CNN, followed by LSTM architecture

Though these architectures (and many variations on them) are common in literature for character models, I haven't seen many papers suggesting hyper-parameters, or guidance for when to use one architecture over another. This data set has proven to be a great opportunity to get hands-on experience.

Training

Due to the lengthy train time for LSTM models, I utilized a few p3.2xlarge EC2 instances (I had some free credits to burn). Model training wasn't too awful, with 300 epochs clocking in at a few hours for the deepest / widest models evaluated (~$12 / model).

Because I was exploring a wide variety models, I wasn't quite sure when each model would overfit. Accordingly, I set each model to fit for a large number of epochs (300), and stopped training each model when validation loss consistently increased. For the CNN model this was pretty early at around 9 epochs, but the LSTM models took considerably longer to saturate.

Wrap up

Overall, the models performed better than random, but more poorly than I expected:

Model Validation loss Epoch Comment
cnn 0.24 22
cnn lstm 0.38 164
lstm 0.36 91 Noisy loss over time graph

It would appear that good ol' fashioned CNN models not only outperformed the LSTM model, but also outperformed a CNN / LSTM combo model. In the future, it would be great to look at bi-directional LSTM models, or a CNN model with a much shallower LSTM layer following it.

Future work

In addition to trying additional architectures and a more robust grid search of learning rates / optimizers, it would be interesting to compare these character level results with word level results.

Additionally, it could be fun to look at a smaller time window; the 400 day window I looked at for this work actually a minor Star Wars movie and a major Star Wars movie. Additionally, it included a long period where there wasn't much new content to be spoiled. A more appropriate approach might be to train one model per spoiler heavy event, such as a single new film or book.

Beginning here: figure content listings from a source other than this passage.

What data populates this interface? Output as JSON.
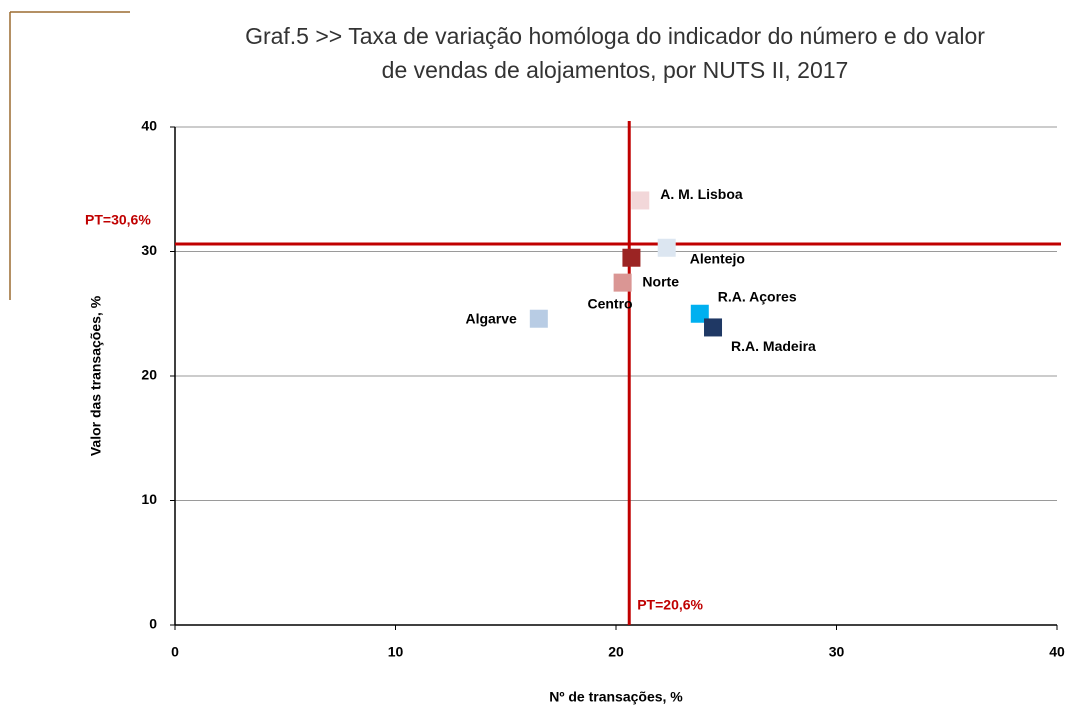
{
  "chart_data": {
    "type": "scatter",
    "title": [
      "Graf.5   >> Taxa de variação homóloga do indicador do número e do valor",
      "de vendas de alojamentos, por NUTS II, 2017"
    ],
    "x_label": "Nº de transações, %",
    "y_label": "Valor das transações, %",
    "xlim": [
      0,
      40
    ],
    "xticks": [
      0,
      10,
      20,
      30,
      40
    ],
    "ylim": [
      0,
      40
    ],
    "yticks": [
      0,
      10,
      20,
      30,
      40
    ],
    "grid": true,
    "series": [
      {
        "name": "A. M. Lisboa",
        "color": "#f2d7d9",
        "x": [
          21.1
        ],
        "values": [
          34.1
        ]
      },
      {
        "name": "Alentejo",
        "color": "#dce6f1",
        "x": [
          22.3
        ],
        "values": [
          30.3
        ]
      },
      {
        "name": "Norte",
        "color": "#9b2423",
        "x": [
          20.7
        ],
        "values": [
          29.5
        ]
      },
      {
        "name": "Centro",
        "color": "#da9694",
        "x": [
          20.3
        ],
        "values": [
          27.5
        ]
      },
      {
        "name": "Algarve",
        "color": "#b8cce4",
        "x": [
          16.5
        ],
        "values": [
          24.6
        ]
      },
      {
        "name": "R.A. Açores",
        "color": "#00b0f0",
        "x": [
          23.8
        ],
        "values": [
          25.0
        ]
      },
      {
        "name": "R.A. Madeira",
        "color": "#1f3864",
        "x": [
          24.4
        ],
        "values": [
          23.9
        ]
      }
    ],
    "reference_x": {
      "value": 20.6,
      "label": "PT=20,6%"
    },
    "reference_y": {
      "value": 30.6,
      "label": "PT=30,6%"
    },
    "reference_color": "#c00000"
  }
}
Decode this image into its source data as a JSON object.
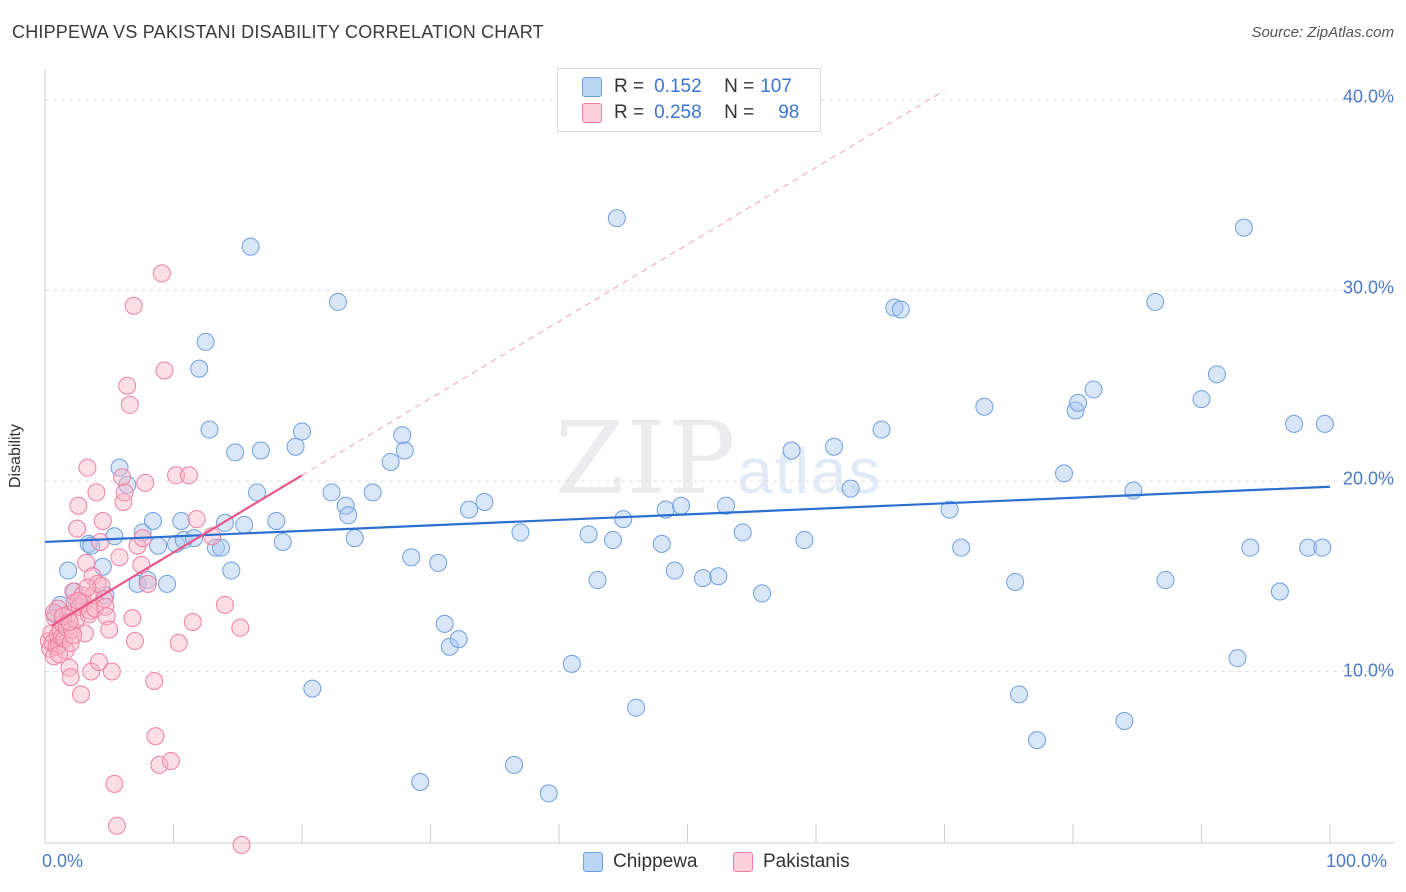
{
  "title": "CHIPPEWA VS PAKISTANI DISABILITY CORRELATION CHART",
  "source": "Source: ZipAtlas.com",
  "watermark": {
    "zip": "ZIP",
    "atlas": "atlas"
  },
  "legend": {
    "rows": [
      {
        "r_label": "R =",
        "r_value": "0.152",
        "n_label": "N =",
        "n_value": "107",
        "color": "#a8c8f0"
      },
      {
        "r_label": "R =",
        "r_value": "0.258",
        "n_label": "N =",
        "n_value": "98",
        "color": "#f7b6c8"
      }
    ]
  },
  "bottom_legend": [
    {
      "label": "Chippewa",
      "color": "#a8c8f0"
    },
    {
      "label": "Pakistanis",
      "color": "#f7b6c8"
    }
  ],
  "chart_data": {
    "type": "scatter",
    "title": "CHIPPEWA VS PAKISTANI DISABILITY CORRELATION CHART",
    "xlabel": "",
    "ylabel": "Disability",
    "xlim": [
      0,
      100
    ],
    "ylim": [
      0,
      42
    ],
    "y_ticks": [
      {
        "value": 10,
        "label": "10.0%"
      },
      {
        "value": 20,
        "label": "20.0%"
      },
      {
        "value": 30,
        "label": "30.0%"
      },
      {
        "value": 40,
        "label": "40.0%"
      }
    ],
    "x_tick_labels": [
      {
        "value": 0,
        "label": "0.0%"
      },
      {
        "value": 100,
        "label": "100.0%"
      }
    ],
    "x_minor_ticks": [
      0,
      10,
      20,
      30,
      40,
      50,
      60,
      70,
      80,
      90,
      100
    ],
    "grid": true,
    "series": [
      {
        "name": "Chippewa",
        "color": "#6f9fe0",
        "fill": "#a8c8f0",
        "trend": {
          "x": [
            0,
            100
          ],
          "y": [
            16.8,
            19.7
          ],
          "color": "#2b6fd0"
        },
        "points": [
          [
            0.8,
            13.0
          ],
          [
            1.2,
            13.5
          ],
          [
            1.8,
            15.3
          ],
          [
            2.3,
            14.2
          ],
          [
            2.8,
            13.7
          ],
          [
            3.4,
            16.7
          ],
          [
            3.6,
            16.6
          ],
          [
            4.5,
            15.5
          ],
          [
            4.7,
            14.0
          ],
          [
            5.4,
            17.1
          ],
          [
            5.8,
            20.7
          ],
          [
            6.4,
            19.8
          ],
          [
            7.2,
            14.6
          ],
          [
            7.6,
            17.3
          ],
          [
            8.0,
            14.8
          ],
          [
            8.4,
            17.9
          ],
          [
            8.8,
            16.6
          ],
          [
            9.5,
            14.6
          ],
          [
            10.2,
            16.7
          ],
          [
            10.6,
            17.9
          ],
          [
            10.8,
            16.9
          ],
          [
            11.6,
            17.0
          ],
          [
            12.0,
            25.9
          ],
          [
            12.5,
            27.3
          ],
          [
            12.8,
            22.7
          ],
          [
            13.3,
            16.5
          ],
          [
            13.7,
            16.5
          ],
          [
            14.0,
            17.8
          ],
          [
            14.5,
            15.3
          ],
          [
            14.8,
            21.5
          ],
          [
            15.5,
            17.7
          ],
          [
            16.0,
            32.3
          ],
          [
            16.5,
            19.4
          ],
          [
            16.8,
            21.6
          ],
          [
            18.0,
            17.9
          ],
          [
            18.5,
            16.8
          ],
          [
            19.5,
            21.8
          ],
          [
            20.0,
            22.6
          ],
          [
            20.8,
            9.1
          ],
          [
            22.3,
            19.4
          ],
          [
            22.8,
            29.4
          ],
          [
            23.4,
            18.7
          ],
          [
            23.6,
            18.2
          ],
          [
            24.1,
            17.0
          ],
          [
            25.5,
            19.4
          ],
          [
            26.9,
            21.0
          ],
          [
            27.8,
            22.4
          ],
          [
            28.0,
            21.6
          ],
          [
            28.5,
            16.0
          ],
          [
            29.2,
            4.2
          ],
          [
            30.6,
            15.7
          ],
          [
            31.1,
            12.5
          ],
          [
            31.5,
            11.3
          ],
          [
            32.2,
            11.7
          ],
          [
            33.0,
            18.5
          ],
          [
            34.2,
            18.9
          ],
          [
            36.5,
            5.1
          ],
          [
            37.0,
            17.3
          ],
          [
            39.2,
            3.6
          ],
          [
            41.0,
            10.4
          ],
          [
            42.3,
            17.2
          ],
          [
            43.0,
            14.8
          ],
          [
            44.2,
            16.9
          ],
          [
            44.5,
            33.8
          ],
          [
            45.0,
            18.0
          ],
          [
            46.0,
            8.1
          ],
          [
            48.0,
            16.7
          ],
          [
            48.3,
            18.5
          ],
          [
            49.0,
            15.3
          ],
          [
            49.5,
            18.7
          ],
          [
            51.2,
            14.9
          ],
          [
            52.4,
            15.0
          ],
          [
            53.0,
            18.7
          ],
          [
            54.3,
            17.3
          ],
          [
            55.8,
            14.1
          ],
          [
            58.1,
            21.6
          ],
          [
            59.1,
            16.9
          ],
          [
            61.4,
            21.8
          ],
          [
            62.7,
            19.6
          ],
          [
            65.1,
            22.7
          ],
          [
            66.1,
            29.1
          ],
          [
            66.6,
            29.0
          ],
          [
            70.4,
            18.5
          ],
          [
            71.3,
            16.5
          ],
          [
            73.1,
            23.9
          ],
          [
            75.5,
            14.7
          ],
          [
            75.8,
            8.8
          ],
          [
            77.2,
            6.4
          ],
          [
            79.3,
            20.4
          ],
          [
            80.2,
            23.7
          ],
          [
            80.4,
            24.1
          ],
          [
            81.6,
            24.8
          ],
          [
            84.0,
            7.4
          ],
          [
            84.7,
            19.5
          ],
          [
            86.4,
            29.4
          ],
          [
            87.2,
            14.8
          ],
          [
            90.0,
            24.3
          ],
          [
            91.2,
            25.6
          ],
          [
            92.8,
            10.7
          ],
          [
            93.3,
            33.3
          ],
          [
            93.8,
            16.5
          ],
          [
            96.1,
            14.2
          ],
          [
            97.2,
            23.0
          ],
          [
            98.3,
            16.5
          ],
          [
            99.4,
            16.5
          ],
          [
            99.6,
            23.0
          ]
        ]
      },
      {
        "name": "Pakistanis",
        "color": "#f07fa1",
        "fill": "#f7b6c8",
        "trend": {
          "x": [
            0.5,
            20
          ],
          "y": [
            12.4,
            20.3
          ],
          "color": "#e8568a",
          "dashed_extension": {
            "x": [
              20,
              70
            ],
            "y": [
              20.3,
              40.5
            ]
          }
        },
        "points": [
          [
            0.3,
            11.6
          ],
          [
            0.4,
            11.2
          ],
          [
            0.5,
            12.0
          ],
          [
            0.6,
            11.5
          ],
          [
            0.7,
            10.8
          ],
          [
            0.8,
            12.8
          ],
          [
            0.9,
            11.3
          ],
          [
            1.0,
            11.9
          ],
          [
            1.0,
            13.3
          ],
          [
            1.1,
            11.4
          ],
          [
            1.2,
            12.1
          ],
          [
            1.3,
            11.8
          ],
          [
            1.4,
            12.5
          ],
          [
            1.5,
            11.7
          ],
          [
            1.6,
            11.1
          ],
          [
            1.7,
            12.3
          ],
          [
            1.8,
            13.0
          ],
          [
            1.9,
            10.2
          ],
          [
            2.0,
            11.5
          ],
          [
            2.0,
            9.7
          ],
          [
            2.1,
            12.2
          ],
          [
            2.2,
            14.2
          ],
          [
            2.3,
            13.6
          ],
          [
            2.4,
            12.7
          ],
          [
            2.5,
            17.5
          ],
          [
            2.6,
            18.7
          ],
          [
            2.7,
            13.4
          ],
          [
            2.8,
            8.8
          ],
          [
            2.9,
            14.0
          ],
          [
            3.0,
            13.6
          ],
          [
            3.1,
            12.0
          ],
          [
            3.2,
            15.7
          ],
          [
            3.3,
            20.7
          ],
          [
            3.4,
            13.0
          ],
          [
            3.5,
            13.2
          ],
          [
            3.6,
            10.0
          ],
          [
            3.7,
            15.0
          ],
          [
            3.8,
            14.0
          ],
          [
            3.9,
            13.3
          ],
          [
            4.0,
            19.4
          ],
          [
            4.1,
            14.6
          ],
          [
            4.2,
            10.5
          ],
          [
            4.3,
            16.8
          ],
          [
            4.4,
            14.5
          ],
          [
            4.5,
            17.9
          ],
          [
            4.6,
            13.8
          ],
          [
            4.7,
            13.4
          ],
          [
            4.8,
            12.9
          ],
          [
            5.0,
            12.2
          ],
          [
            5.2,
            10.0
          ],
          [
            5.4,
            4.1
          ],
          [
            5.6,
            1.9
          ],
          [
            5.8,
            16.0
          ],
          [
            6.0,
            20.2
          ],
          [
            6.1,
            18.9
          ],
          [
            6.2,
            19.4
          ],
          [
            6.4,
            25.0
          ],
          [
            6.6,
            24.0
          ],
          [
            6.8,
            12.8
          ],
          [
            6.9,
            29.2
          ],
          [
            7.0,
            11.6
          ],
          [
            7.2,
            16.6
          ],
          [
            7.5,
            15.6
          ],
          [
            7.6,
            17.0
          ],
          [
            7.8,
            19.9
          ],
          [
            8.0,
            14.6
          ],
          [
            8.5,
            9.5
          ],
          [
            8.6,
            6.6
          ],
          [
            8.9,
            5.1
          ],
          [
            9.1,
            30.9
          ],
          [
            9.3,
            25.8
          ],
          [
            9.8,
            5.3
          ],
          [
            10.2,
            20.3
          ],
          [
            10.4,
            11.5
          ],
          [
            11.2,
            20.3
          ],
          [
            11.8,
            18.0
          ],
          [
            11.5,
            12.6
          ],
          [
            13.0,
            17.1
          ],
          [
            14.0,
            13.5
          ],
          [
            15.2,
            12.3
          ],
          [
            15.3,
            0.9
          ],
          [
            0.7,
            13.1
          ],
          [
            1.4,
            12.9
          ],
          [
            2.2,
            11.9
          ],
          [
            2.6,
            13.7
          ],
          [
            3.3,
            14.4
          ],
          [
            1.1,
            10.9
          ],
          [
            1.9,
            12.6
          ]
        ]
      }
    ]
  }
}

Moreover, the r/StarWars subreddit has a fairly unique device for tagging spoiler text within a post, utilizing a span tag. During a coffee chat, John Bohannon suggested it could be possible to summarize a movie from spoilers about it. This idea could take some work, but it seems readily feasible. I might propose a pipeline like:

  • Extract spoiler spans from posts. These will be sentence length strings containing some spoiler
  • Filter down to spoilers about a single movie
  • Aggregate spoilers into a synopsis

Resources

As always, code and data are available on GitHub, at https://github.com/bjherger/spoilers_model. Just remember, the best feature requests come as PRs.

Update

After the original post, I did a second pass at this project to dive a little deeper:

  • LSTM dropout: Using dropout before an LSTM layer didn't quite make sense, and so I removed it. The LSTM models loss and validation loss both improved drastically.
  • Accuracy metric: It's much easier to evaluate a model when you've got the right metrics handy. I should probably add AUC as well...
  • Bi-directional LSTM: Bi-directional LSTMs have been used to better represent text inputs. Utilizing a bi-directional LSTM performed roughly as well as a single, forward, LSTM layer.
  • Data issues: Looking at the original data set, it would appear that a significant portion are submissions with an image in the body, and no text. This could lead to cases where the model has insufficient data to make an informed inference.